With respect to the 2001 and 2002 petitions, Mirant New York, Inc. was the named Petitioner. Pursuant to Mirant Lovett, LLC's operating agreements, Mirant New York, Inc. was manager of Mirant Lovett, LLC and as such Mirant New York, Inc. had the authority to make decisions in connection with the management of Mirant Lovett, LLC. Hence, this Court finds that, as a member and manager of Mirant Lovett, LLC, Mirant New York, Inc. was an authorized party and therefore properly commenced the 2001 and 2002 proceedings on Mirant Lovett, LLC's behalf. This Court also finds that Mirant New York, Inc. was an " aggrieved party ". It is therefore proper to add Mirant Lovett, LLC as a petitioner in [*7]the 2001 and 2002 proceedings [FN10].

Accordingly, pursuant to CPLR §§ 2001, 3025(a), and 3026 and based upon the foregoing the Petitioners' Motion is granted in its entirety.
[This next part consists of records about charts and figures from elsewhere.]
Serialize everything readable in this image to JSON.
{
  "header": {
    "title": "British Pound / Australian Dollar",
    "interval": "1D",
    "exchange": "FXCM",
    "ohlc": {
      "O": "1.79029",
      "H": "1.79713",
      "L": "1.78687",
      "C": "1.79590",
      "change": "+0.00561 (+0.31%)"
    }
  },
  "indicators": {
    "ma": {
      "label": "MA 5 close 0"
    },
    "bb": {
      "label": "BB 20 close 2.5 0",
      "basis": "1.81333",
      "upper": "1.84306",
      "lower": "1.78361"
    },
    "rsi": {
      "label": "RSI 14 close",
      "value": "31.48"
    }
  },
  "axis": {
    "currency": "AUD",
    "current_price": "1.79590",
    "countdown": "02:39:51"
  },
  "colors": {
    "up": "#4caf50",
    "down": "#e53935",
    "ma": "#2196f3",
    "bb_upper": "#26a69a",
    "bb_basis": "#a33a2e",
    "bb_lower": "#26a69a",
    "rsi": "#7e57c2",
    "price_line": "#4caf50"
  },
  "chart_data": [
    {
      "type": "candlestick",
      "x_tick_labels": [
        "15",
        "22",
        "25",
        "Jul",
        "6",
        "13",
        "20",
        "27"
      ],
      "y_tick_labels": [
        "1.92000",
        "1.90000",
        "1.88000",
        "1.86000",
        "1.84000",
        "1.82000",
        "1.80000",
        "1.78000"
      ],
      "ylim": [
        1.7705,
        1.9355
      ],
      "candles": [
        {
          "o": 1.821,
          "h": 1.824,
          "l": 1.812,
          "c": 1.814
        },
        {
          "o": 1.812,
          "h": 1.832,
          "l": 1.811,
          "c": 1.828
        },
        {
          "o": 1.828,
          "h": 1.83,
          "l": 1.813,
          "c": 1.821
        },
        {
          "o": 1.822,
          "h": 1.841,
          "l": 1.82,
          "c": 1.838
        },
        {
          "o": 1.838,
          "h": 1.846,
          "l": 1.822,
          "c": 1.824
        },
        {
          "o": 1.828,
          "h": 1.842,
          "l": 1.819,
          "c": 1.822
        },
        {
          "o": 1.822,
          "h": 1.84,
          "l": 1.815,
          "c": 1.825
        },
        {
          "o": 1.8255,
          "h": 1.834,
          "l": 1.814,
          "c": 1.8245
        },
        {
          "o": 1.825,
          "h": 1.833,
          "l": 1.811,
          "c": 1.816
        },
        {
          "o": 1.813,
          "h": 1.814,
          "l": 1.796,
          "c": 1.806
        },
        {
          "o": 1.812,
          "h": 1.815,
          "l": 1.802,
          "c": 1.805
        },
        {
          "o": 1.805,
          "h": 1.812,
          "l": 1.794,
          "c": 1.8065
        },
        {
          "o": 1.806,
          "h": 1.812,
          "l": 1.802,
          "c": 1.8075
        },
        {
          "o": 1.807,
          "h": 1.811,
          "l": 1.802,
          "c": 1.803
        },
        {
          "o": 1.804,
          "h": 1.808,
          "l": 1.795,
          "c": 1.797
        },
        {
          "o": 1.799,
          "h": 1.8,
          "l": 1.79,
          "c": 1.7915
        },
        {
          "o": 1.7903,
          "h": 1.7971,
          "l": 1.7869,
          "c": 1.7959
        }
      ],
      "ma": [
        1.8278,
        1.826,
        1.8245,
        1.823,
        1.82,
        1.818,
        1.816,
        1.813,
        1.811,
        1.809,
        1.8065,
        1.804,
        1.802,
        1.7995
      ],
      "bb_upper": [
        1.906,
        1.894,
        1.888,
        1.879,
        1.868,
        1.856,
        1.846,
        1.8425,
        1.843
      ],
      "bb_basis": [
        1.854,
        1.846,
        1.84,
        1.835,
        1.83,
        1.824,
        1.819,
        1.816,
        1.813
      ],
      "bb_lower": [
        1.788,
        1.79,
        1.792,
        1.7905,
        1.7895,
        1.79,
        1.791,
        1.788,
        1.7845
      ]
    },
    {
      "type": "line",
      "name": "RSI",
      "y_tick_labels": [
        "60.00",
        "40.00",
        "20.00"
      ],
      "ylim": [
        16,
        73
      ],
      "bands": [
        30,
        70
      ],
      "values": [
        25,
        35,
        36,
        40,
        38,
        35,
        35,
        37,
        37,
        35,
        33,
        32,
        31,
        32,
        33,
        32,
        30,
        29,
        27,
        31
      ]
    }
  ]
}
This constitutes the decision and order of this Court.

Dated: White Plains, NY

May 16, 2005

_______________________________

HON. THOMAS A. DICKERSON

SUPREME COURT JUSTICE

TO:

ENDNOTES

Footnotes

Footnote 1: Southern Energy Lovett, LLC was renamed Mirant Lovett, LLC for each of the 2001, 2002, 2003 and 2004 Town and County real property tax years [ See Petitioners' Memorandum of Law dated February 28, 2005 [ " P. Memo. " ] at p. 2.

Footnote 2: See Respondents Memorandum of Law in Opposition dated March 13, 2005 [ " R. Memo. " ] at p. 2.

Footnote 3: See R. Memo. at p. 4. This issue was addressed in this Court's November 24, 2004 Decision in Matter of Orange & Rockland Utilities, Inc. v. Assessor of the Town of Haverstraw, Index Nos. 4133/95, 4346/96, 4424/97, 4639/98, 4238/99, 4358/00, 4694/01, 5120/02 5278/03 ( Rockland Sup. 2004 )( J. Dickerson ), pp. 3-5 ( " Evidently, while before the Texas Bankruptcy Court the Petitioners opposed a motion brought by the Respondent County of Rockland, to compel Mirant Bowline, LLC, Mirant NY-Gen, LLC and Mirant New York, Inc. to pay the unpaid real property taxes with respect to the Bowline Electric Generating Plant. Respondents contend that in response to that motion, Petitioners argued that only Mirant Bowline, LLC and Mirant NY-Gen, LLC " arguably owe any taxes in New York ". Respondents claim that Mirant New York, Inc. is the named petitioner in the instant proceedings for the years 2001, 2002 and 2003, yet it represented that it had no obligation " to pay the taxes it now disputes ". Therefore, Respondents argue, Petitioners should be required to prove Mirant New York, Inc.'s standing as an " aggrieved party ". Although Respondents never made a formal motion to dismiss, they have asserted that if Petitioners are unable to prove that Mirant New York, Inc. has standing as an aggrieved party, the instant tax assessment review proceedings for the years 2001, 2002 and 2003 must be dismissed....In response, Petitioners contend, that the statement they made in the Texas Bankruptcy Court was based on Mirant New York, Inc.'s position as a Debtor, and thereby, the statement was based on United States Bankruptcy Law. Petitioners also argue that real property tax invoices were sent to Mirant New York, Inc. for the 2003 Town and County real property taxes and that these taxes were paid. Respondents issued tax bills to Southern Energy New York, Inc. [ the predecessor to Mirant New York, Inc. ], and subsequently, to Mirant New York, Inc., which was subject to personal liability for said tax bills. In Waldbaum v. City of New York, 74 NY2d 128, 133, 544 N.Y.S.2d 561 (1989), the Court of Appeals held that " Aggrievement was recognized where an assessment adversely affected a challenger's pecuniary interests causing the loss of something from his own property or means." It is clear that the potential imposition of personal liability against Mirant New York, Inc. by the issuance of the real property tax invoices to it constituted a pecuniary interest" ).

Footnote 4: P. Memo. at p. 2.

Footnote 5: P. Memo. at p 2.

Footnote 6: R. Memo. at p. 5.

Footnote 7: R. Memo. at p. 6.

Footnote 8: P. Memo at p. 7.

Footnote 9: R. Memo. at p. 6.

Footnote 10: This Court will also add Mirant Lovett, LLC as a petitioner for the 2001 and 2002 proceedings pursuant to CPLR § 2001.